Jean-Pierre
Raffarin, représentant spécial pour la Chine, s’est vu attribuer la délicate
mission d’aider les entreprises de l’Hexagone désireuses d’échanges économiques
avec le pays. Invité par Jean Castelain, président du Cercle, et Danielle
Monteaux, déléguée générale, il livre son sentiment de l’importance d’accentuer
notre entente avec les Chinois.
« Mon premier livre, en 1977, a été un
livre sur la Chine, “La vie en jaune”. Lorsque
le Cercle m’a demandé de venir parler de la Chine, je me suis dit : enfin,
quelqu’un a lu ce livre. Ma méprise était profonde ! »
Jean-Pierre Raffarin continue son propos par une anecdote : « Paul Claudel, diplomate en Chine, lorsqu’on
lui demandait ce qu’il pensait des Chinois, répondait invariablement : “votre
question m’embarrasse, je ne les connais pas tous” ». Le Premier ministre
reste modeste, mais il en sait beaucoup sur l’Empire du milieu avec lequel il
fêtera ses 50 ans d’échanges en 2020. Témoin perspicace des modifications
du pays sous divers angles, il a le privilège d’y partager de nombreuses
relations de poids.
De
son point de vue, la situation est largement aussi grave au plan international
que national.
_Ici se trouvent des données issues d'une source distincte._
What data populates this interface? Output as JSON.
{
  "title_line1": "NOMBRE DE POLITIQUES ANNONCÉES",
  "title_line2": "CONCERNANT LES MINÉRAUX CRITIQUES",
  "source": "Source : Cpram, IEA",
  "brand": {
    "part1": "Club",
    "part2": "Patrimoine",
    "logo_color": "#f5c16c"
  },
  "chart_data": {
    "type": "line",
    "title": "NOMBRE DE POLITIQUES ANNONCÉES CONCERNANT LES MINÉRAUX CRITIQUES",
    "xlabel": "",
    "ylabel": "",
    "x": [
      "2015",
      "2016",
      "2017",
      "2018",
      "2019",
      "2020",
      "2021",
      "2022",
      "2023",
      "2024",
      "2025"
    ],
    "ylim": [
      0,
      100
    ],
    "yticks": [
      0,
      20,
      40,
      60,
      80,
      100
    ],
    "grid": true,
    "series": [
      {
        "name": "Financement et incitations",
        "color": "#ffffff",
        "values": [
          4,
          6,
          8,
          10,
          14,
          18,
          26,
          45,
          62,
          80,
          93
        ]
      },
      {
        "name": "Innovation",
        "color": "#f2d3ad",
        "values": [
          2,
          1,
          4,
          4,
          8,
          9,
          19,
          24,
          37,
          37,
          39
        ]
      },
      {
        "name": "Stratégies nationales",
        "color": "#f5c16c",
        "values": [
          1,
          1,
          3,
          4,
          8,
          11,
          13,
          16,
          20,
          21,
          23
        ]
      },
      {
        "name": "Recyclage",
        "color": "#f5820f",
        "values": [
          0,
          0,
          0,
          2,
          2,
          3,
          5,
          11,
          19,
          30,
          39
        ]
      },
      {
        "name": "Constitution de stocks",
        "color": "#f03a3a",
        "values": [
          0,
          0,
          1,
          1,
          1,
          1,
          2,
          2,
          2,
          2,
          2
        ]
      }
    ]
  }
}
La déconstruction de l’Europe peut davantage affecter notre
avenir que nos mouvements d’agitation internes. Actuellement, les régimes
autoritaires deviennent les plus puissants de la planète. Ils imposent une
gouvernance mondiale. L’unilatéralisme, la négation du dialogue, devient la
dominante. Pendant longtemps se sont construits des rapports plus ou moins
équilibrés voulus par l’Ouest.
Ce
modèle décline, entrainant la défaillance de la paix internationale et de la
stabilité sociale.
L’Europe
se retrouve extrêmement fragilisée du fait des États-Unis. Nos alliés
historiques deviennent des adversaires. Leur considération à notre égard a
changé. Leur soutien au Brexit semble bien montrer que le démantèlement de
l’Europe sert leur stratégie. Par ailleurs, Wall Street attaque la zone euro en
permanence. En 2011, lors de la crise de la dette, le salut est venu par le
soutien des Chinois qui ont racheté des euros, pas par les Américains. De plus,
le système de sanctions des USA nous pénalise lourdement, notamment pour les
secteurs cruciaux du nucléaire et du spatial. Simultanément, les pays de l’Est
de l’Europe craignent pour leur sécurité quand ils observent les actions de la
Russie. Certains se préparent au pire. Les États-Unis ne participent pas, là
non plus, à l’apaisement de cette tension, au contraire. Les Européens
conservent malgré tout des sujets de coopération avec un Vladimir Poutine
menaçant. Nos entreprises sont également contraintes de fermer en Iran, cédant
à la menace de représailles de l’administration américaine. Pour finir, les
pays du Maghreb connaissent des difficultés et les soucis de migrations
massives vont encore se poser pendant longtemps.
Dans
ce contexte sombre, d’Europe affaiblie, de partenaire transformé en adversaire,
l’inquiétude se propage. N’est-il pas temps d’avoir pour la Chine un regard
différent ? Jean-Pierre Raffarin préconise de suivre le principe gaulliste
d’équilibre des relations internationales. Celui-ci devrait nous orienter vers
l’Eurasie, vers l’Est. Nous nous accordons avec la Chine sur de multiples
sujets et nous partageons des intérêts. Avec quelle Nation défendre un Monde
multipolaire, une forme de multilatéralisme et inventer des scénarios
vierges ?
Notre
industrie automobile n’est pas en situation de succès. Elle a refusé le partage
technologique avec la Chine.
Les
équipementiers ont fait l’inverse, ce qui leur a bénéficié. Les progrès de
demain seront pour partie sino-français. Il faut s’y préparer même s’il est
difficile de comprendre la langue, la culture, ou encore la psychologie
chinoise. L’Europe doit se montrer plus audacieuse dans ses relations avec
Pékin. Le Premier ministre est catégorique, l’Eurasie constitue un projet
valable, notamment avec les routes de la soie. Les négociations sur ses lignes
directrices sont accessibles et il importe de se trouver autour de la table.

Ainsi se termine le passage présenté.